Tangerine Dir. Sean Baker

[Magnolia Pictures; 2015]

Styles: slice of life, LGBT, hero’s journey
Others: Kids, Wassup Rockers, Pink Flamingos, Sissy Bounce videos

Now is the perfect moment for Tangerine. This, not because its stars are transgender, nor because it was shot on iPhones, nor because it’s set in Los Angeles at a time when New York is trying to send its “creative class” yuppie refuse westward via glowing (yet still insulting) pieces about the city in the New York Times. This all might play into it, I guess, but whatever it is, Tangerine just feels like right now. It feels like millennial fixations on 90s fashion and art, like Big Freedia videos, like “post-racial” insensitivity, like information overload, like double birds flying towards both the hate-mongering right and the patronizing left. It’s frenetic and frustrating, sympathetic and sensational. It’s obnoxious as fuck, it’s hilarious and sad, and I’m pretty sure it’s great.

Though it will be expected to take on the burden of representing both trans people and sex workers, Tangerine shrugs off any responsibility to be a crusader. It has nothing to prove, and meets nobody halfway: if you don’t feel for these characters as they are, the film seems to say, that’s your own problem. Like previous movies-of-their-moment, that doesn’t necessarily mean you’ll always like the characters with whom you’re asked to sympathize (who was the hero in Pink Flamingos, or in Kids?): Sin-Dee (Kiki Kitana Rodriguez), Tangerine’s ostensible protagonist, is rude, unreasonable, and violent; though she has undoubtedly suffered at the hand of many, much of her pain is self-inflicted and self-perpetuating. Sin-Dee’s relatively stable best friend and partner in crime Alexandra (Mya Taylor) turns out not to be all she’s cracked up to be; an Armenian cab driver (Karren Karagulian) who initially comes off as a reluctant white knight is slowly shown to be as flawed and confused as anyone. These characters are all sympathetic, but they’re also all totally fucked up in their own ways — or, to put it more generously, they’re all human. In fact, Tangerine makes neither monster nor martyr out of any of its characters, from the cackling home-wrecker (Mickey O’Hagan) who spends most of the film as Sin-Dee’s main adversary to the Eminem-lite pimp (James Ransone) who hilariously tries to weasel his way back into Sin-Dee’s good graces.

For all of its bending of both technical and social barriers, though, at its heart Tangerine isn’t all that unconventional. Its fabulous and gritty details hang on a generic “hero’s journey” frame (with Sin-Dee in the Luke Skywalker role), and there’s an overarching message about the power of friendship. There’s even a happy ending.

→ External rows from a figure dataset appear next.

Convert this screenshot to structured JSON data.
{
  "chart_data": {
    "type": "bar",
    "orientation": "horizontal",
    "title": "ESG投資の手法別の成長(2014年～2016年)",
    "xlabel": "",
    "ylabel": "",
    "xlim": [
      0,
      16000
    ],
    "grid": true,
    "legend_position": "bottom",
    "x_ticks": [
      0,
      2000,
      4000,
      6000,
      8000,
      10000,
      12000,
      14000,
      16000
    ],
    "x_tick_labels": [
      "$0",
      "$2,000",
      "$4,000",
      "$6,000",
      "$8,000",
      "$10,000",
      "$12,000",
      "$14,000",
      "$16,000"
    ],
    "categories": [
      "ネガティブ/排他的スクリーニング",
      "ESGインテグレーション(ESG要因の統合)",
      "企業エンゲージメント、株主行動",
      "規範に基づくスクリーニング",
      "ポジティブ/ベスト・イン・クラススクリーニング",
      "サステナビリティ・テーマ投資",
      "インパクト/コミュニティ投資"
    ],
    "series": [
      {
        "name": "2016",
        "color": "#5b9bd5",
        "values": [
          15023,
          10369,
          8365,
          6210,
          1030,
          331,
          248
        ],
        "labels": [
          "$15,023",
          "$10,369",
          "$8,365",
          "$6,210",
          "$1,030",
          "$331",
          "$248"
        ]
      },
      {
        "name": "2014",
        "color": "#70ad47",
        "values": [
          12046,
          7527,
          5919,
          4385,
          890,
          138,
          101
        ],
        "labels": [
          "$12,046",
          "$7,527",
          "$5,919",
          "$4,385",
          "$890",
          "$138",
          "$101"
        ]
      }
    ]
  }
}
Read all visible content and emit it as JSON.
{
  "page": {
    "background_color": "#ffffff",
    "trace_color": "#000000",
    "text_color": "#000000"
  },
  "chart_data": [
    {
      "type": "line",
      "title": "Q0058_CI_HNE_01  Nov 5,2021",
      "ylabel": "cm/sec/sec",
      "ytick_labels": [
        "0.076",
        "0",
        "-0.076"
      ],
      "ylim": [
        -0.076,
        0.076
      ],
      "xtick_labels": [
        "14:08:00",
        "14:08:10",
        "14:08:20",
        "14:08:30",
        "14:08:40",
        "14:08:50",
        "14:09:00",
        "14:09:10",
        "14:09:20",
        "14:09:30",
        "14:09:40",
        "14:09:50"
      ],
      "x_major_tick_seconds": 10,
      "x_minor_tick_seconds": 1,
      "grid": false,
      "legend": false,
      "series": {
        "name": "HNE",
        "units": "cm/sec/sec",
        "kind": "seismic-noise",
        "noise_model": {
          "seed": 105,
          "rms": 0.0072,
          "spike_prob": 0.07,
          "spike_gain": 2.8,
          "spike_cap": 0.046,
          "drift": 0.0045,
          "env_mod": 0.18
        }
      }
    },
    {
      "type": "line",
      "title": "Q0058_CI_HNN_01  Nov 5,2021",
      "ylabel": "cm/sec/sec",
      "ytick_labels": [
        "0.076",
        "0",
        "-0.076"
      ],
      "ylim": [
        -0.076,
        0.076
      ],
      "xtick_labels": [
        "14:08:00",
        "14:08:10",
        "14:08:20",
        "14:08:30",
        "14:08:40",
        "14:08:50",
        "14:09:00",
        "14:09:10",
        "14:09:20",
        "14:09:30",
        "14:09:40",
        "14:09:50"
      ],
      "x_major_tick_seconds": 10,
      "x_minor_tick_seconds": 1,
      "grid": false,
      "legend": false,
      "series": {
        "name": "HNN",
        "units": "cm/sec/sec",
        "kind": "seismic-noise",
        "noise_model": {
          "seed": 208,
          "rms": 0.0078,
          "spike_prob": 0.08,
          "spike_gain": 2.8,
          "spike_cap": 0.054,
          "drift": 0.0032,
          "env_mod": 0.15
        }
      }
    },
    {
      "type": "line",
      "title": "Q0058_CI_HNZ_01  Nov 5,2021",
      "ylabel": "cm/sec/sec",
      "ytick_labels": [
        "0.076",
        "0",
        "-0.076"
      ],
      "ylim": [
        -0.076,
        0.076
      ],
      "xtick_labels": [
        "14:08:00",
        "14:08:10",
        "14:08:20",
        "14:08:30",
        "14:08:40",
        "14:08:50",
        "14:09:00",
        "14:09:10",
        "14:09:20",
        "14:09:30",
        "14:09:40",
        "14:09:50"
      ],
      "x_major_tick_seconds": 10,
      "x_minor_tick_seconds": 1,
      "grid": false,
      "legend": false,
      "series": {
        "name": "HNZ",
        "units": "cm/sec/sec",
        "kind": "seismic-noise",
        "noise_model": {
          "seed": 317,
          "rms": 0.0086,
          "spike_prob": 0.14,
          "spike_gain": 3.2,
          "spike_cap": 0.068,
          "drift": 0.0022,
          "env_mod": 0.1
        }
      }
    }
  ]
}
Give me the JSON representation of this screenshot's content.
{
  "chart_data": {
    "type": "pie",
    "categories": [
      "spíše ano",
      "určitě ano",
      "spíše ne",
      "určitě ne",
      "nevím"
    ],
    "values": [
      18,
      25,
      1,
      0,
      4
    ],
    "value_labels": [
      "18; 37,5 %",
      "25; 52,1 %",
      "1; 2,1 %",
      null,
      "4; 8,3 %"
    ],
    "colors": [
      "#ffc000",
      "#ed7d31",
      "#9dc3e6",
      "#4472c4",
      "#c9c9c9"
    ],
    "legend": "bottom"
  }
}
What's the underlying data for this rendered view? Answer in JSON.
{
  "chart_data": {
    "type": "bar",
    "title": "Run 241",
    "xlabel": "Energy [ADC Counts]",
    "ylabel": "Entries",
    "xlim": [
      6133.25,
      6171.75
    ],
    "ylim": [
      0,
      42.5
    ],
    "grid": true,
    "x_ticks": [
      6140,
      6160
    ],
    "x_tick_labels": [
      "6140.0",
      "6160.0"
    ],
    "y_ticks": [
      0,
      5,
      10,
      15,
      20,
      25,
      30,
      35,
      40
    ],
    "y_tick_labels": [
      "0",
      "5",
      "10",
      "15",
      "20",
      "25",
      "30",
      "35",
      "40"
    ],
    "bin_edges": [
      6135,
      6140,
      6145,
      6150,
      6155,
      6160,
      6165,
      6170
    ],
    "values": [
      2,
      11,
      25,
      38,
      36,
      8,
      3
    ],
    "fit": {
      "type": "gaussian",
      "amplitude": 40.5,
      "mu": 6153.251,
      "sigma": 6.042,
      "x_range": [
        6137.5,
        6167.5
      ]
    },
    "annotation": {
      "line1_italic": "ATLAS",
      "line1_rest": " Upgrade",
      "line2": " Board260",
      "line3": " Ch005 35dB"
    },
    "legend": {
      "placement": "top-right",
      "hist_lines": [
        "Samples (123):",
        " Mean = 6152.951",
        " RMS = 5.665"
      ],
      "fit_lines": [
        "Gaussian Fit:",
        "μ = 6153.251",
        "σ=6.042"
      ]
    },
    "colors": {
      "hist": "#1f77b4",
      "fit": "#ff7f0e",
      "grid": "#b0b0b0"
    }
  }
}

Much has been made of the film being shot on iPhones, but (though my filmmaker nerd girlfriend might disagree) one hardly notices the difference: the phones were retrofitted with prototype anamorphic lenses, and the footage was heavily processed in post to give the film an itchy, high-contrast look which, while unusual, is hardly janky. Regardless of all this, though, something special is at work here, beyond that which can be easily publicized.

At one point, one of the film’s antagonists calls Los Angeles “a beautifully wrapped lie,” and it’s not hard to see, from that character’s perspective, how the trans sex workers on the city’s street corners are the ultimate manifestation of that. It’s a toxic attitude, of course, not just because of what it implies about a certain group, but because Los Angeles and its people are as real as anything else, and just as worthy of empathy and respect no matter how much glitz is caked on their surface. Tangerine’s moral core is based on laying this dichotomy, between “common decency” and true kindness, out bare for all to see. The only way one can truly be an enemy is to refuse to look.